Ed - our Macmillan experience was when my wife's mother was dying. It was such a poor experience that it has permanently soured our view of them. It's probably down to people. Get the right people and things go well but get the wrong ones and they don't.

Macheath said...

Not sure about atypical; we had two brushes with Macmillan and came away feeling more than a little bruised on both occasions by their arrogance, lack of courtesy and grudging unwillingness to do more than a bare minimum.

microdave said...

We contacted Macmillan when father was diagnosed with cancer, but this turned out to be a complete waste of time. They didn't seem geared up to offer help at short notice - as it happened he died just 10 days after getting the bad news. Whether they would have been more use with an earlier diagnosis I don't know, but I was rather blunt (recently) with a museum who asked if I would be willing to make a donation to Macmillan as part of the admission fee!

A K Haart said...

Macheath - interesting - "arrogance, lack of courtesy and grudging unwillingness to do more than a bare minimum" sounds much like our experience. Unpleasant and incompetent.

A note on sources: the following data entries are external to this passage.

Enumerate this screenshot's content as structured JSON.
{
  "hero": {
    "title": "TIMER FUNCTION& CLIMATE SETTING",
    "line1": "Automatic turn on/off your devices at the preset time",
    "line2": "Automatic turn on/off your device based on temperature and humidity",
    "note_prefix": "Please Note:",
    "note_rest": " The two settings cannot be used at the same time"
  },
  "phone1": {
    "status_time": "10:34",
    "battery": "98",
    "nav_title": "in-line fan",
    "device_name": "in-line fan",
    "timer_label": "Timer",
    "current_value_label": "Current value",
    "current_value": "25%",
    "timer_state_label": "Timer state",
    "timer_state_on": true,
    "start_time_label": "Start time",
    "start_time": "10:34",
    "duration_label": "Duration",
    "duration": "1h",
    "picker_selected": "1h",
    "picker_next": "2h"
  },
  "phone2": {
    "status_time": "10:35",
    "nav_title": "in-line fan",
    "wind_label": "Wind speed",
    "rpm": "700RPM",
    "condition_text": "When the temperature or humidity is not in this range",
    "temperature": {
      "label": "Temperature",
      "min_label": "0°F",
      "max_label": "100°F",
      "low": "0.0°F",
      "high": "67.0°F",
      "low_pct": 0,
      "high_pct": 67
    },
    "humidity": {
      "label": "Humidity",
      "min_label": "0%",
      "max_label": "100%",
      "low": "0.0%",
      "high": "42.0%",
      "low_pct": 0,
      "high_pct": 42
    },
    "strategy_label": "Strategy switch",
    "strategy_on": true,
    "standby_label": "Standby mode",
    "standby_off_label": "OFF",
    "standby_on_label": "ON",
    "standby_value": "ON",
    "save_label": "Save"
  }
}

microdave - maybe that's one of the problems, not being geared up to offer help at short notice. By way of contrast, a volunteer nurse from a local charity came straight round and was sorting things out almost as soon as she was through the door. Made the local GP jump too.

James Higham said...

Hmmm, never heard of them.

Sobers said...

" arrogance, lack of courtesy and grudging unwillingness to do more than a bare minimum"

Hmmm.What well known health service does that sound like?

Coincidentally also one that the recipients of care don't pay for, and the staff get paid regardless of how they behave..............

A K Haart said...

James - an advantage of not having a TV.

Sobers - in our experience there wasn't much of a dividing line, if at all.